While People for the Ethical Treatment of Animals (PETA) and Humane Society of the United States (HSUS) both continue to push their vegan agendas, most people reject the claim that animals—especially the lowliest, infestation-causing insects—are equivalent to people. And while trendy East Coast newspapers may harp on the supposed contradictions of omnivores, the contradictions of veganism are just as prominent. Perhaps that’s why even an animal liberationist public opinion research group found that 84 percent of people who try to become vegetarian go back to eating meat.

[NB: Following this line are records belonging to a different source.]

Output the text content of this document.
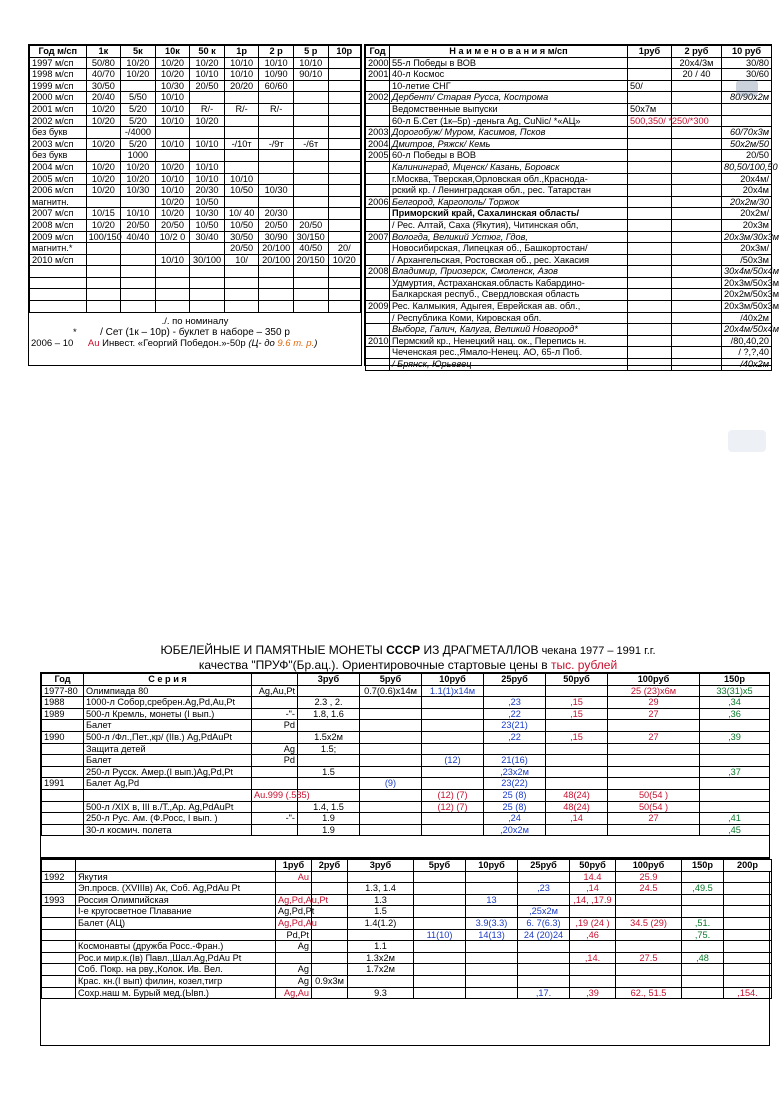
Год м/сп	1к	5к	10к	50 к	1р	2 р	5 р	10р
1997 м/сп	50/80	10/20	10/20	10/20	10/10	10/10	10/10	
1998 м/сп	40/70	10/20	10/20	10/10	10/10	10/90	90/10	
1999 м/сп	30/50		10/30	20/50	20/20	60/60		
2000 м/сп	20/40	5/50	10/10					
2001 м/сп	10/20	5/20	10/10	R/-	R/-	R/-		
2002 м/сп	10/20	5/20	10/10	10/20				
без букв		-/4000						
2003 м/сп	10/20	5/20	10/10	10/10	-/10т	-/9т	-/6т	
без букв		1000						
2004 м/сп	10/20	10/20	10/20	10/10				
2005 м/сп	10/20	10/20	10/10	10/10	10/10			
2006 м/сп	10/20	10/30	10/10	20/30	10/50	10/30		
магнитн.			10/20	10/50				
2007 м/сп	10/15	10/10	10/20	10/30	10/ 40	20/30		
2008 м/сп	10/20	20/50	20/50	10/50	10/50	20/50	20/50	
2009 м/сп	100/150	40/40	10/2 0	30/40	30/50	30/90	30/150	
магнитн.*					20/50	20/100	40/50	20/
2010 м/сп			10/10	30/100	10/	20/100	20/150	10/20

./. по номиналу
* / Сет (1к – 10р) - буклет в наборе – 350 р
2006 – 10 Au Инвест. «Георгий Победон.»-50р (Ц- до 9.6 т. р.)
Год	Н а и м е н о в а н и я м/сп	1руб	2 руб	10 руб
2000	55-л Победы в ВОВ		20x4/3м	30/80
2001	40-л Космос		20 / 40	30/60
	10-летие СНГ	50/		
2002	Дербент/ Старая Русса, Кострома			80/90x2м
	Ведомственные выпуски	50x7м		
	60-л Б.Сет (1к–5р) -деньга Ag, CuNic/ *«АЦ»	500,350/ *250/*300		
2003	Дорогобуж/ Муром, Касимов, Псков			60/70x3м
2004	Дмитров, Ряжск/ Кемь			50x2м/50
2005	60-л Победы в ВОВ			20/50
	Калининград, Мценск/ Казань, Боровск			80,50/100,50
	г.Москва, Тверская,Орловская обл.,Краснода-			20x4м/
	рский кр. / Ленинградская обл., рес. Татарстан			20x4м
2006	Белгород, Каргополь/ Торжок			20x2м/30
	Приморский край, Сахалинская область/			20x2м/
	/ Рес. Алтай, Саха (Якутия), Читинская обл,			20x3м
2007	Вологда, Великий Устюг, Гдов,			20x3м/30x3м
	Новосибирская, Липецкая об., Башкортостан/			20x3м/
	/ Архангельская, Ростовская об., рес. Хакасия			/50x3м
2008	Владимир, Приозерск, Смоленск, Азов			30x4м/50x4м
	Удмуртия, Астраханская.область Кабардино-			20x3м/50x3м
	Балкарская респуб., Свердловская область			20x2м/50x3м
2009	Рес. Калмыкия, Адыгея, Еврейская ав. обл.,			20x3м/50x3м
	/ Республика Коми, Кировская обл.			/40x2м
	Выборг, Галич, Калуга, Великий Новгород*			20x4м/50x4м
2010	Пермский кр., Ненецкий нац. ок., Перепись н.			/80,40,20
	Чеченская рес.,Ямало-Ненец. АО, 65-л Поб.			/ ?,?,40
	/ Брянск, Юрьевец			/40x2м
ЮБЕЛЕЙНЫЕ И ПАМЯТНЫЕ МОНЕТЫ СССР ИЗ ДРАГМЕТАЛЛОВ чекана 1977 – 1991 г.г.
качества "ПРУФ"(Бр.ац.). Ориентировочные стартовые цены в тыс. рублей
Год	С е р и я		3руб	5руб	10руб	25руб	50руб	100руб	150р
1977-80	Олимпиада 80	Ag,Au,Pt		0.7(0.6)x14м	1.1(1)x14м			25 (23)x6м	33(31)x5
1988	1000-л Собор,сребрен.Ag,Pd,Au,Pt		2.3 , 2.			,23	,15	29	,34
1989	500-л Кремль, монеты (I вып.)	-"-	1.8, 1.6			,22	,15	27	,36
	Балет	Pd				23(21)			
1990	500-л /Фл.,Пет.,кр/ (IIв.) Ag,PdAuPt		1.5x2м			,22	,15	27	,39
	Защита детей	Ag	1.5;						
	Балет	Pd			(12)	21(16)			
	250-л Русск. Амер.(I вып.)Ag,Pd,Pt		1.5			,23x2м			,37
1991	Балет Ag,Pd			(9)		23(22)			
		Au.999 (.585)			(12) (7)	25 (8)	48(24)	50(54 )	
	500-л /XIX в, III в./Т.,Ар. Ag,PdAuPt		1.4, 1.5		(12) (7)	25 (8)	48(24)	50(54 )	
	250-л Рус. Ам. (Ф.Росс, I вып. )	-"-	1.9			,24	,14	27	,41
	30-л космич. полета		1.9			,20x2м			,45
		1руб	2руб	3руб	5руб	10руб	25руб	50руб	100руб	150р	200р
1992	Якутия	Au						14.4	25.9		
	Эп.просв. (XVIIIв) Ак, Соб. Ag,PdAu Pt			1.3, 1.4			,23	,14	24.5	,49.5	
1993	Россия Олимпийская	Ag,Pd,Au,Pt		1.3		13		,14, ,17.9			
	I-е кругосветное Плавание	Ag,Pd,Pt		1.5			,25x2м				
	Балет (АЦ)	Ag,Pd,Au		1.4(1.2)		3.9(3.3)	6. 7(6.3)	,19 (24 )	34.5 (29)	,51.	
		Pd,Pt			11(10)	14(13)	24 (20)24	,46		,75.	
	Космонавты (дружба Росс.-Фран.)	Ag		1.1							
	Рос.и мир.к.(Iв) Павл.,Шал.Ag,PdAu Pt			1.3x2м				,14.	27.5	,48	
	Соб. Покр. на рву.,Колок. Ив. Вел.	Ag		1.7x2м							
	Крас. кн.(I вып) филин, козел,тигр	Ag	0.9x3м								
	Сохр.наш м. Бурый мед.(Ывп.)	Ag,Au		9.3			,17.	,39	62., 51.5		,154.
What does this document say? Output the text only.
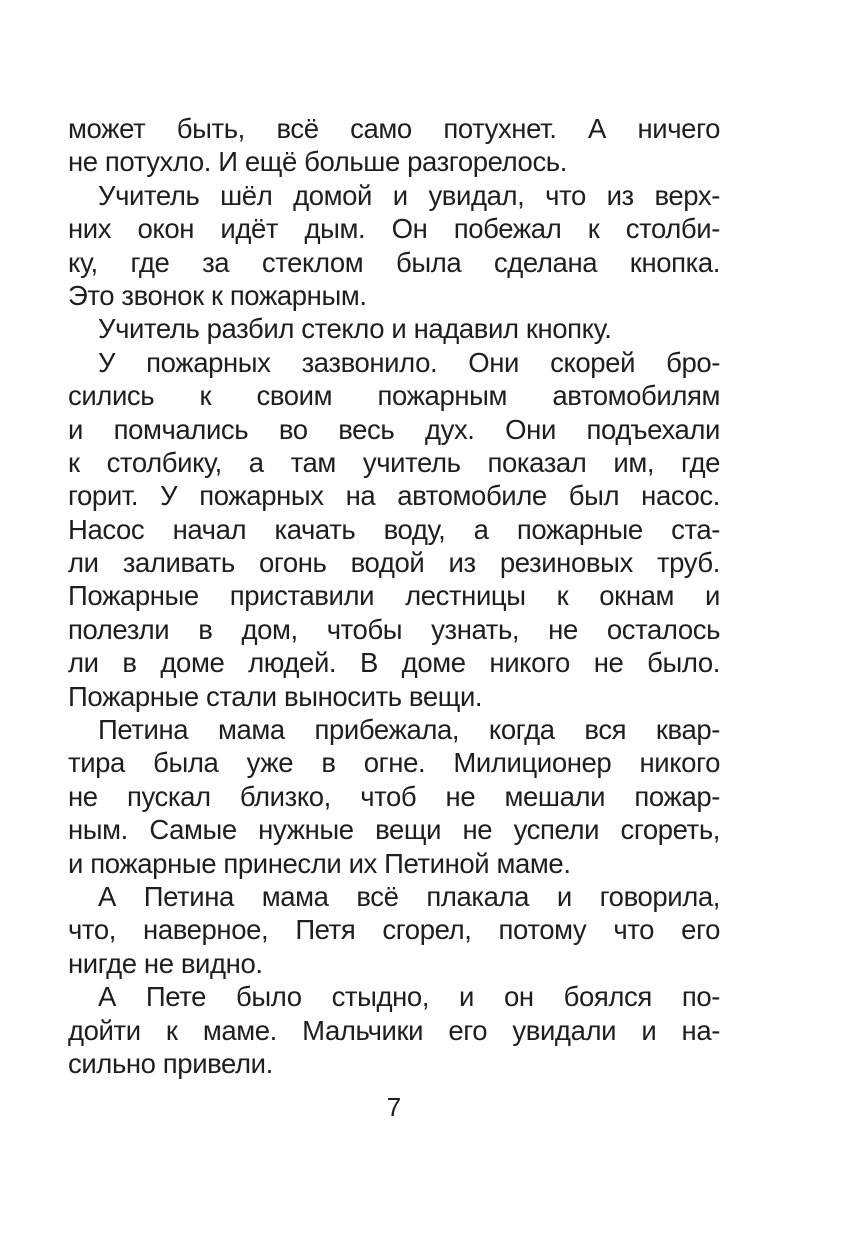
может быть, всё само потухнет. А ничего
не потухло. И ещё больше разгорелось.
Учитель шёл домой и увидал, что из верх-
них окон идёт дым. Он побежал к столби-
ку, где за стеклом была сделана кнопка.
Это звонок к пожарным.
Учитель разбил стекло и надавил кнопку.
У пожарных зазвонило. Они скорей бро-
сились к своим пожарным автомобилям
и помчались во весь дух. Они подъехали
к столбику, а там учитель показал им, где
горит. У пожарных на автомобиле был насос.
Насос начал качать воду, а пожарные ста-
ли заливать огонь водой из резиновых труб.
Пожарные приставили лестницы к окнам и
полезли в дом, чтобы узнать, не осталось
ли в доме людей. В доме никого не было.
Пожарные стали выносить вещи.
Петина мама прибежала, когда вся квар-
тира была уже в огне. Милиционер никого
не пускал близко, чтоб не мешали пожар-
ным. Самые нужные вещи не успели сгореть,
и пожарные принесли их Петиной маме.
А Петина мама всё плакала и говорила,
что, наверное, Петя сгорел, потому что его
нигде не видно.
А Пете было стыдно, и он боялся по-
дойти к маме. Мальчики его увидали и на-
сильно привели.
7
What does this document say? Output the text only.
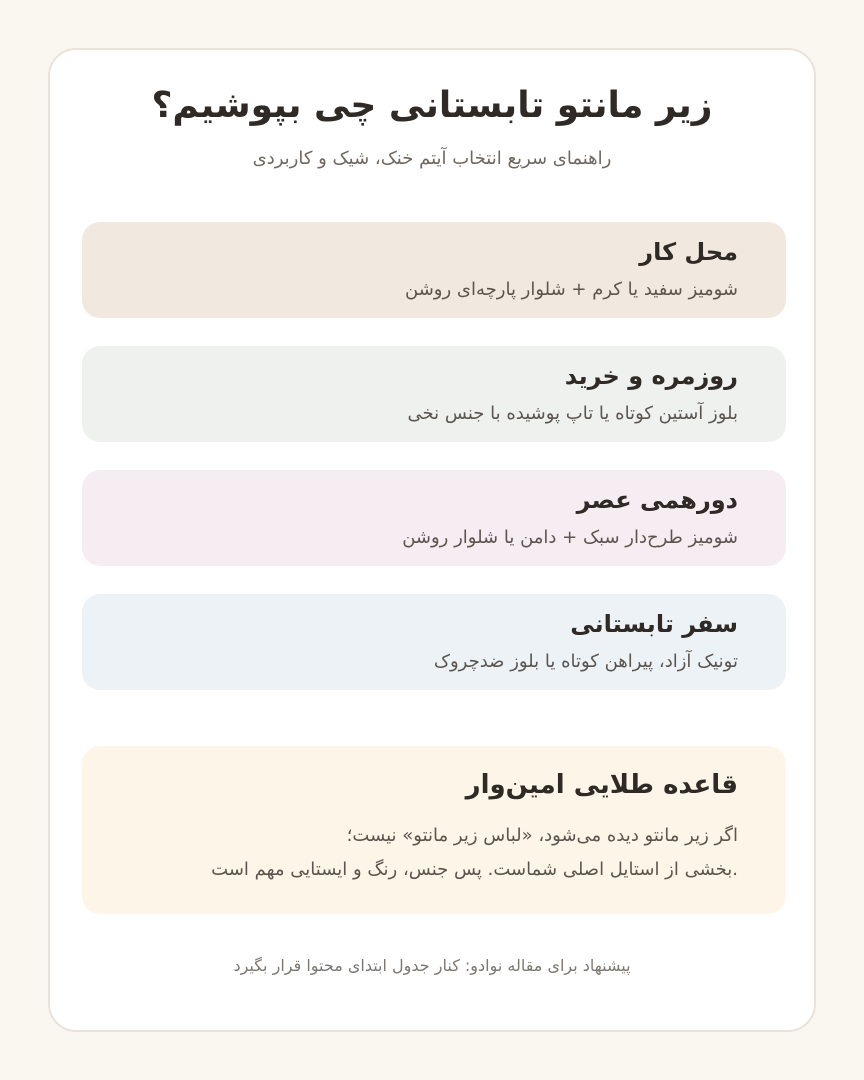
زیر مانتو تابستانی چی بپوشیم؟
راهنمای سریع انتخاب آیتم خنک، شیک و کاربردی
محل کار
شومیز سفید یا کرم + شلوار پارچه‌ای روشن
روزمره و خرید
بلوز آستین کوتاه یا تاپ پوشیده با جنس نخی
دورهمی عصر
شومیز طرح‌دار سبک + دامن یا شلوار روشن
سفر تابستانی
تونیک آزاد، پیراهن کوتاه یا بلوز ضدچروک
قاعده طلایی امین‌وار
اگر زیر مانتو دیده می‌شود، «لباس زیر مانتو» نیست؛
.بخشی از استایل اصلی شماست. پس جنس، رنگ و ایستایی مهم است
پیشنهاد برای مقاله نوادو: کنار جدول ابتدای محتوا قرار بگیرد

Writing at National Review Online, Josh Gelernter examines some of them. While PETA proclaims that it’s unethical to place human life above animal life, consuming any human diet, even a vegan one, requires exactly that. (We’d note here that there’s nothing wrong with eating a vegetarian diet, if that’s your preference. But HSUS and PETA aren’t in the choice business—they don’t want you eating meat, eggs, and dairy.) Gelernter explains:
For one thing, most fruits, many vegetables, and many nuts require pollination by bees. And not free bees, but slave bees, who are carried from place to place in boxes, by beekeepers. Even if the bees were wild and free, though, vegetarian fare would still be the product of animal cruelty — because all, or virtually all, produce is grown using pesticides.
We’ve noted the hypocrisy of vegans on this issue before. While PETA has claimed that normal people are Nazi-esque perpetrators of genocide, the truth is that there’s no way for people to survive without taking at least some animal lives. Gelernter amusingly notes that the beef from one head of cattle might spare countless bees; in fact, one Oregon State scientist proposed that a diet including some cattle probably kills fewer animals than a vegan diet.
All told, the inherent contradictions within veganism (to say nothing of the decadent pleasure-enhancing power of bacon grease) probably means that wide-eyed animal liberationists’ vows of a vegan nation by 2050 almost certainly will not come to pass.
Cheese consumption is at an all-time high. Pork is enjoying a renaissance. And a dip in prices and the popularity of the “paleo diet” has Americans turning back to beef. Bon appetit.